As Jim Short explains, the printing of these census questionnaires is a highly complex operation.

Angola has 18 provinces, each consisting of four layers of municipalities and downstream communities. Questionnaires for each of these destinations are packed into boxes (110 forms per box), and each box is topped with a GoogleMap to show the precise area covered by the box’s contents. ‘All in all, there are 8.5-million habitats,’ Jim remarks.

Barcoding, of course, is the cornerstone of the functionality of the questionnaires and requires advanced scanning technology. ‘There’s one barcode per household,’ Jim explains, ‘acting in a similar way to the British system of postal codes.’

Of course, tendering for and winning such complex printing contracts in other parts of Africa has only been possible thanks to S&G’s previous experience in printing South Africa’s own census questionnaires and making the necessary investments in printing, collating and barcoding technology.

As a result of winning the tender from Stats SA for printing the 2011 census questionnaire, for instance, a bespoke Bielomatik eight-station roll-collator was installed.

This collating equipment has been dubbed ‘Willy Wonka’s amazing census factory’ by group CEO, Simon Downes!

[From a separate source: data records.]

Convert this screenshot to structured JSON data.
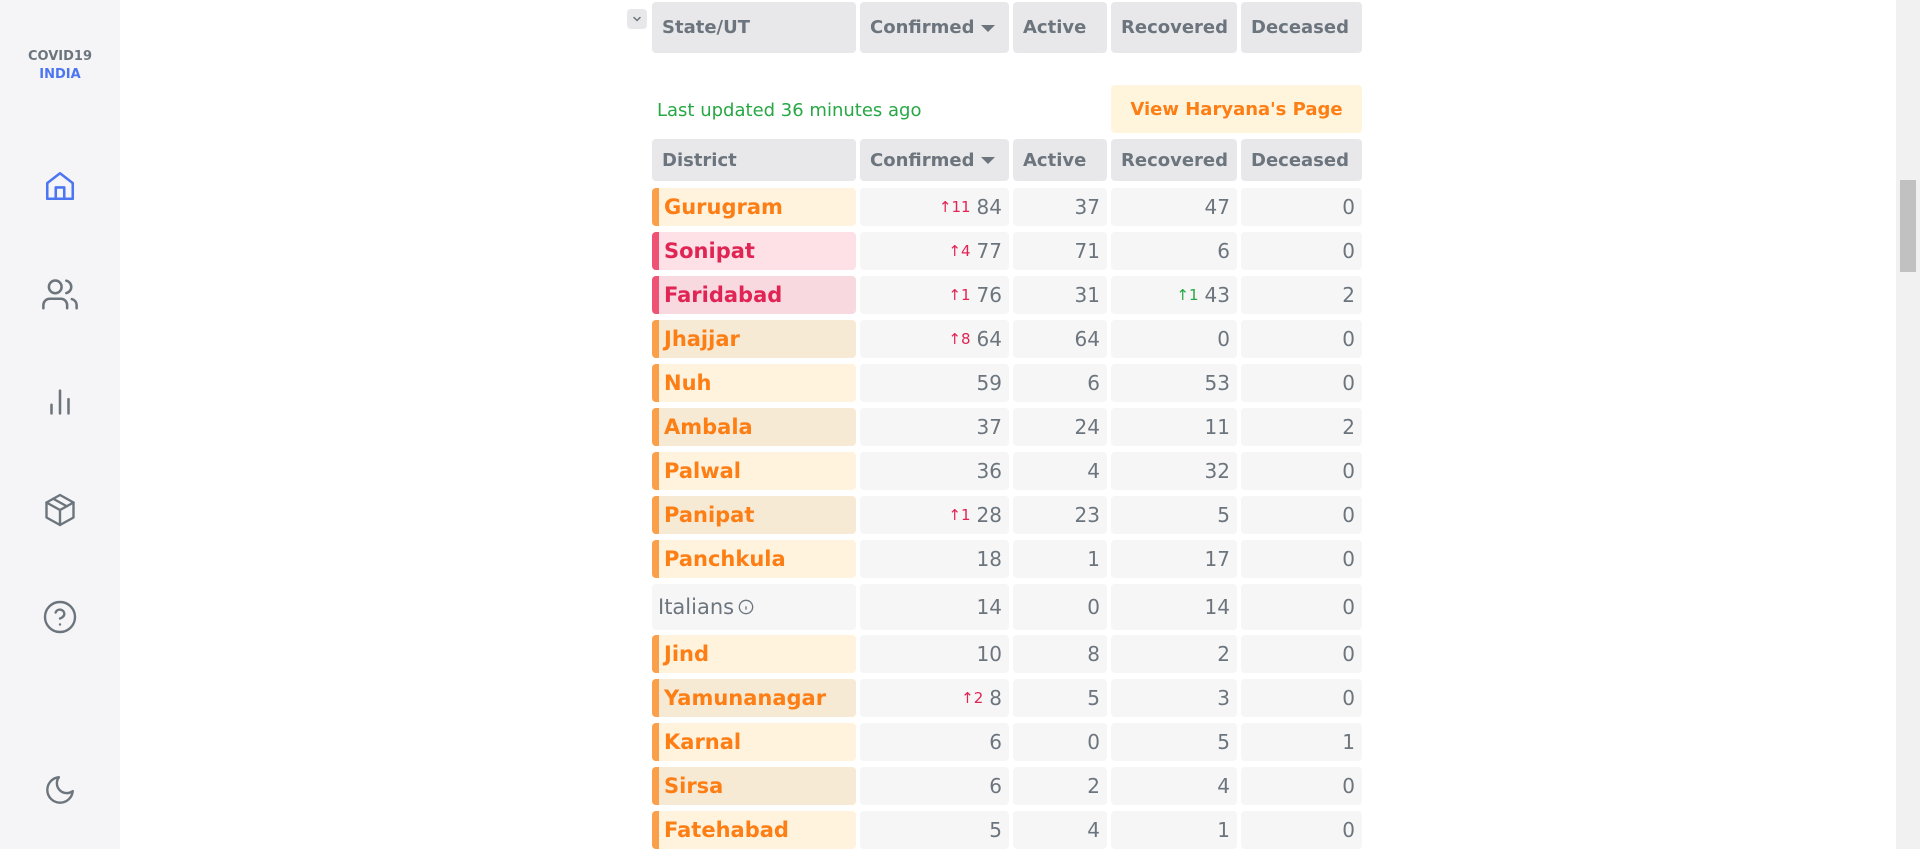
{
  "brand": {
    "line1": "COVID19",
    "line2": "INDIA"
  },
  "nav": [
    "home-icon",
    "users-icon",
    "bar-chart-icon",
    "package-icon",
    "help-circle-icon",
    "moon-icon"
  ],
  "state_table": {
    "headers": [
      "State/UT",
      "Confirmed",
      "Active",
      "Recovered",
      "Deceased"
    ]
  },
  "last_updated": "Last updated 36 minutes ago",
  "view_state_button": "View Haryana's Page",
  "district_table": {
    "headers": [
      "District",
      "Confirmed",
      "Active",
      "Recovered",
      "Deceased"
    ],
    "rows": [
      {
        "name": "Gurugram",
        "tone": "orange",
        "confirmed": "84",
        "confirmed_delta": "11",
        "active": "37",
        "recovered": "47",
        "recovered_delta": "",
        "deceased": "0"
      },
      {
        "name": "Sonipat",
        "tone": "red",
        "confirmed": "77",
        "confirmed_delta": "4",
        "active": "71",
        "recovered": "6",
        "recovered_delta": "",
        "deceased": "0"
      },
      {
        "name": "Faridabad",
        "tone": "red",
        "confirmed": "76",
        "confirmed_delta": "1",
        "active": "31",
        "recovered": "43",
        "recovered_delta": "1",
        "deceased": "2"
      },
      {
        "name": "Jhajjar",
        "tone": "orange",
        "confirmed": "64",
        "confirmed_delta": "8",
        "active": "64",
        "recovered": "0",
        "recovered_delta": "",
        "deceased": "0"
      },
      {
        "name": "Nuh",
        "tone": "orange",
        "confirmed": "59",
        "confirmed_delta": "",
        "active": "6",
        "recovered": "53",
        "recovered_delta": "",
        "deceased": "0"
      },
      {
        "name": "Ambala",
        "tone": "orange",
        "confirmed": "37",
        "confirmed_delta": "",
        "active": "24",
        "recovered": "11",
        "recovered_delta": "",
        "deceased": "2"
      },
      {
        "name": "Palwal",
        "tone": "orange",
        "confirmed": "36",
        "confirmed_delta": "",
        "active": "4",
        "recovered": "32",
        "recovered_delta": "",
        "deceased": "0"
      },
      {
        "name": "Panipat",
        "tone": "orange",
        "confirmed": "28",
        "confirmed_delta": "1",
        "active": "23",
        "recovered": "5",
        "recovered_delta": "",
        "deceased": "0"
      },
      {
        "name": "Panchkula",
        "tone": "orange",
        "confirmed": "18",
        "confirmed_delta": "",
        "active": "1",
        "recovered": "17",
        "recovered_delta": "",
        "deceased": "0"
      },
      {
        "name": "Italians",
        "tone": "plain",
        "info": true,
        "confirmed": "14",
        "confirmed_delta": "",
        "active": "0",
        "recovered": "14",
        "recovered_delta": "",
        "deceased": "0"
      },
      {
        "name": "Jind",
        "tone": "orange",
        "confirmed": "10",
        "confirmed_delta": "",
        "active": "8",
        "recovered": "2",
        "recovered_delta": "",
        "deceased": "0"
      },
      {
        "name": "Yamunanagar",
        "tone": "orange",
        "confirmed": "8",
        "confirmed_delta": "2",
        "active": "5",
        "recovered": "3",
        "recovered_delta": "",
        "deceased": "0"
      },
      {
        "name": "Karnal",
        "tone": "orange",
        "confirmed": "6",
        "confirmed_delta": "",
        "active": "0",
        "recovered": "5",
        "recovered_delta": "",
        "deceased": "1"
      },
      {
        "name": "Sirsa",
        "tone": "orange",
        "confirmed": "6",
        "confirmed_delta": "",
        "active": "2",
        "recovered": "4",
        "recovered_delta": "",
        "deceased": "0"
      },
      {
        "name": "Fatehabad",
        "tone": "orange",
        "confirmed": "5",
        "confirmed_delta": "",
        "active": "4",
        "recovered": "1",
        "recovered_delta": "",
        "deceased": "0"
      }
    ]
  },
  "colors": {
    "accent_blue": "#4c75f2",
    "orange_text": "#fd7e14",
    "red_text": "#e02454",
    "green_text": "#28a745"
  }
}
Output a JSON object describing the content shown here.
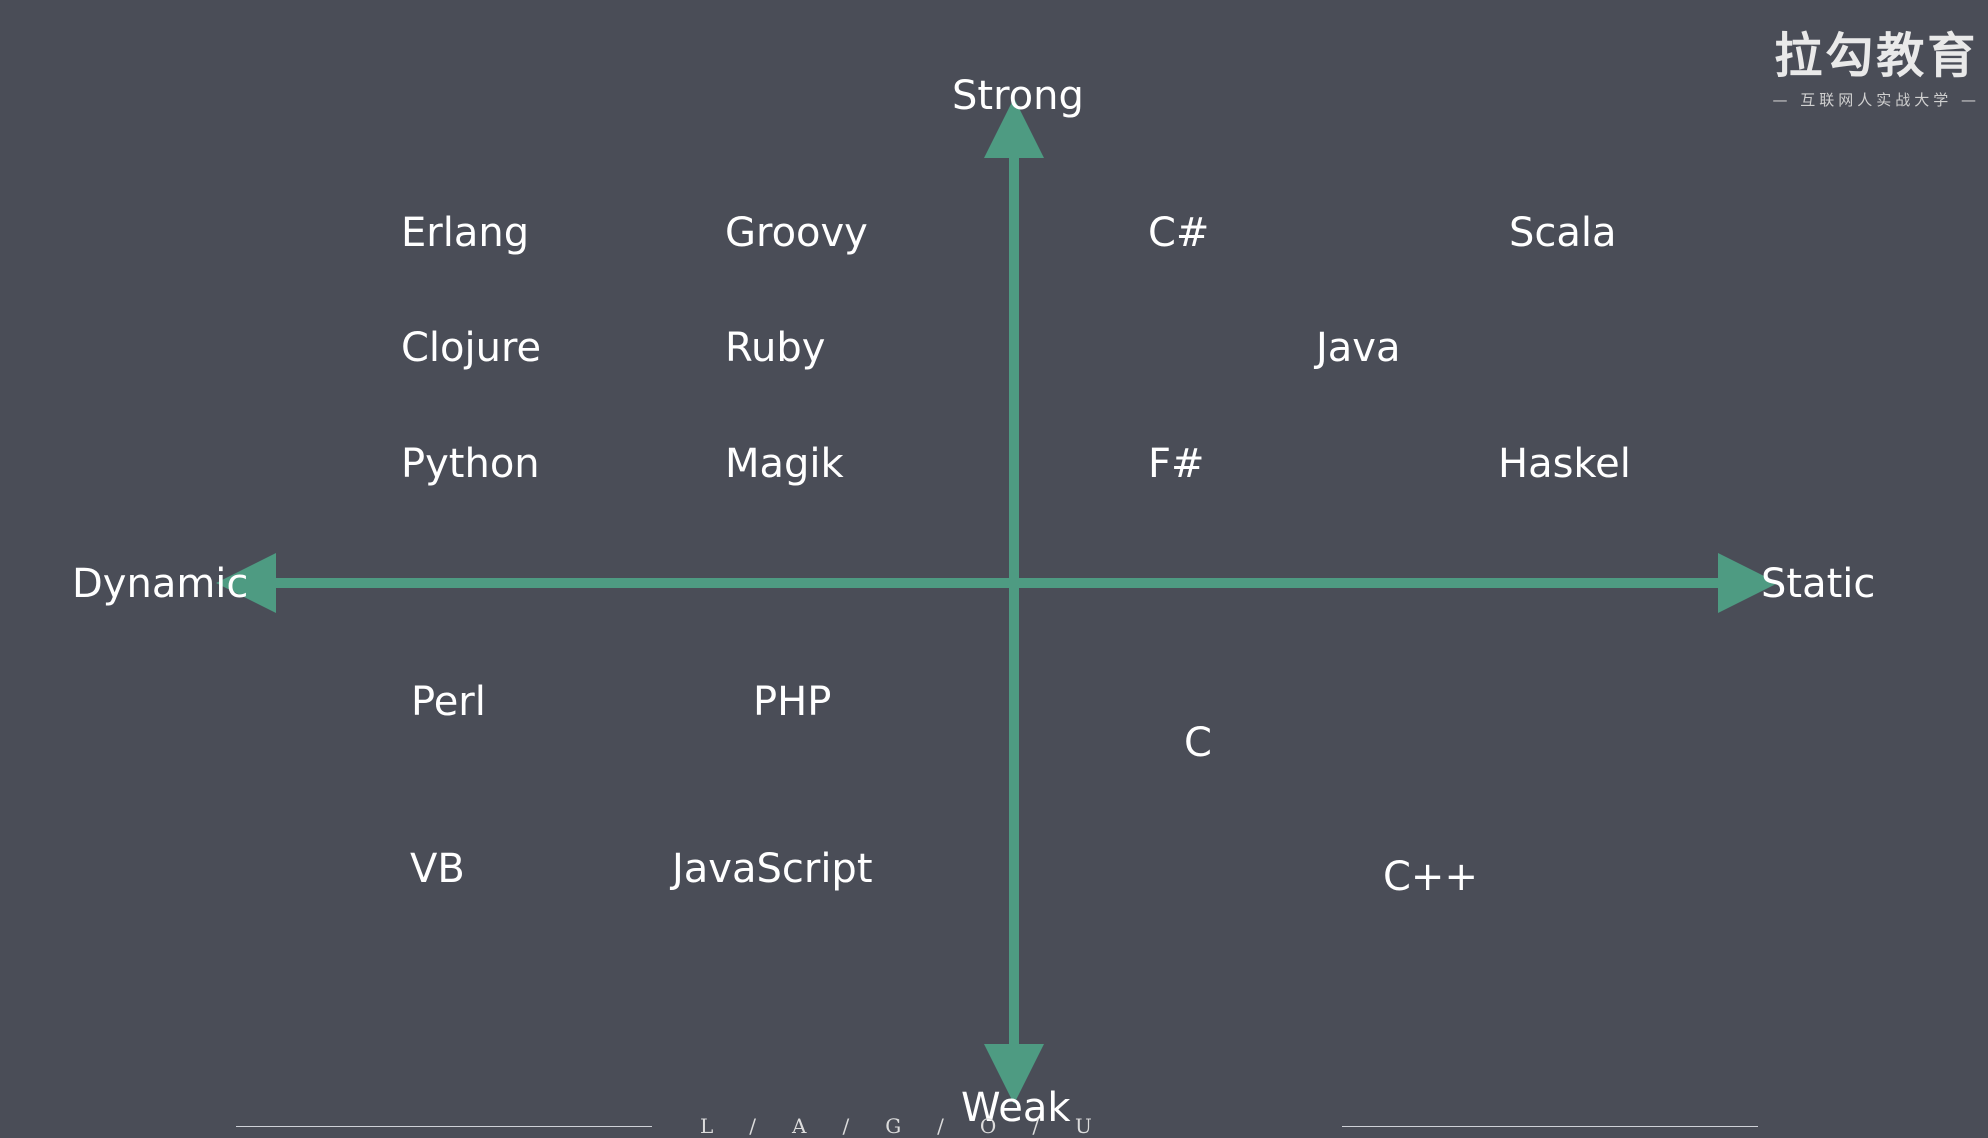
{
  "axes": {
    "top": "Strong",
    "bottom": "Weak",
    "left": "Dynamic",
    "right": "Static"
  },
  "languages": {
    "erlang": "Erlang",
    "groovy": "Groovy",
    "csharp": "C#",
    "scala": "Scala",
    "clojure": "Clojure",
    "ruby": "Ruby",
    "java": "Java",
    "python": "Python",
    "magik": "Magik",
    "fsharp": "F#",
    "haskel": "Haskel",
    "perl": "Perl",
    "php": "PHP",
    "c": "C",
    "vb": "VB",
    "javascript": "JavaScript",
    "cpp": "C++"
  },
  "logo": {
    "main": "拉勾教育",
    "sub": "— 互联网人实战大学 —"
  },
  "footer": {
    "text": "L/A/G/O/U"
  },
  "colors": {
    "background": "#4a4d57",
    "axis": "#4e9b82",
    "text": "#ffffff"
  }
}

And it’s easy to see his analogy.

One end of the roll-collator is supplemented by two Herma label applicators, applying track-and-trace labels, plus eight DJM Ipas inkjet systems applying barcodes. At the other end is a battery of end-of-line packaging equipment supplied by Future Packaging.

South Africa’s Census 2011 covered some 14 million households, and involved printing 25-million complex 16-page questionnaire booklets, used by some 180 000 numerators. Each facing page of each questionnaire contains a barcode and a number as well as a track-and-trace label containing three more barcodes, each collation having its own unique set of numbers.

The experience gained in managing such complexity has been invaluable in completing the Angolan contract.

Summing up this latest venture into Africa, Simon Downes remarks: ‘When we first invested in security printing in 1996 as a complement to our credit card manufacturing facility, we anticipated a life cycle for the business of around 15 years. We have been amazed at the legs of this sector, which continues to show new pockets of potential. Cheque usage declines at 15% to 20% per annum, and is likely to become functionally extinct within the next four to five years. However, specialised security printing requirements continue to appear elsewhere in Africa where governments rely on the efficiency and security of private sector enterprises. Sadly, the same can’t be said of our own government, whose developmental philosophy seems to exclude private organisations wherever possible, in favour of parastatals!’